Eigentlich ist es ja verboten, was er und die anderen Strandräuber von Texel so treiben. Aber einem echten Texelaar ist das egal. Das Umgehen der Gesetze ist, wie das Sammeln von angespültem Strandgut, eine Art Volkssport der Insulaner.

Kurioses Strandgut ist aber nicht das Einzige, was man im Museum Kaap Skil in Oudeschild auf Texel zu sehen bekommt. Die Bandbreite reicht von der Schifffahrt im Goldenen Zeitalter bis zum Leben auf Texel in den 50er Jahren.

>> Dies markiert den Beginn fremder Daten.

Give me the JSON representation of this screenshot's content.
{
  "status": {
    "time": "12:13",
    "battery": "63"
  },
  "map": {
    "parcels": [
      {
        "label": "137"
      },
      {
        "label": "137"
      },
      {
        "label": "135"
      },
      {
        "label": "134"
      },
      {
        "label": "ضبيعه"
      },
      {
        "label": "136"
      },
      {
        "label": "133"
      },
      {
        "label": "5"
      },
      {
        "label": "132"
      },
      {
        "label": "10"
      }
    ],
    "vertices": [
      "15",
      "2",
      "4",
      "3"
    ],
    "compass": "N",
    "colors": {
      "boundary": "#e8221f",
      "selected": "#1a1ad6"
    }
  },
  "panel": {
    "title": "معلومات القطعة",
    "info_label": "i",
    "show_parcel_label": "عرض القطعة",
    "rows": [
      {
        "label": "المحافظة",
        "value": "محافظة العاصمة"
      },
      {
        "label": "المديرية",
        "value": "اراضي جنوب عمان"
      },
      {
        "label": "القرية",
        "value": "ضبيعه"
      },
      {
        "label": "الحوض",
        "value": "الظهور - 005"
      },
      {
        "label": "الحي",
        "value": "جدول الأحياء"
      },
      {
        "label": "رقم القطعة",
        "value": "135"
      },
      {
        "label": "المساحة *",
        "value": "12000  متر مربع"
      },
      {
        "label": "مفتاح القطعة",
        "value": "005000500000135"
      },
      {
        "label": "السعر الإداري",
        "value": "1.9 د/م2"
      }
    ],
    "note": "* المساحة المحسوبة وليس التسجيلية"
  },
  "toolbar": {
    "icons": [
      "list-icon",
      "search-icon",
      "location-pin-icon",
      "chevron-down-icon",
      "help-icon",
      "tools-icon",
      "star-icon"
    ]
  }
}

Museum Kaap Skil Oudeschild, Texel

Schon im Frühjahr bei unserer Radtour auf Texel stand ich vor dem faszinierenden Gebäude mit dem gezackten Dach. Ob das Architekturbüro Mecanoo, das für den Entwurf verantwortlich war, sich an den Dächern der kleinen Fischerhäuser in der Umgebung, den Segeln der Schiffe oder den Wellen des Wattenmeeres gleich nebenan orientierte – ich weiß es nicht. Für mich vereint es alle diese Ideen und die halbdurchsichtige Fassade aus recyceltem Holz ist das Pünktchen auf dem i.

 

Dieses Mal habe ich mir ausgiebig Zeit für den Museumsbesuch genommen. Es gibt so viel zu entdecken und auch zu tun. Das riesige Modell der Reede vor Texel im Untergeschoss zeigt nicht nur den gut besuchten Schiffsparkplatz rund um das Jahr 1650 sehr eindrucksvoll, es erzählt auch Geschichten. Übrigens auch auf Deutsch, wie überhaupt die allermeisten Informationen und Texte im ganzen Museum.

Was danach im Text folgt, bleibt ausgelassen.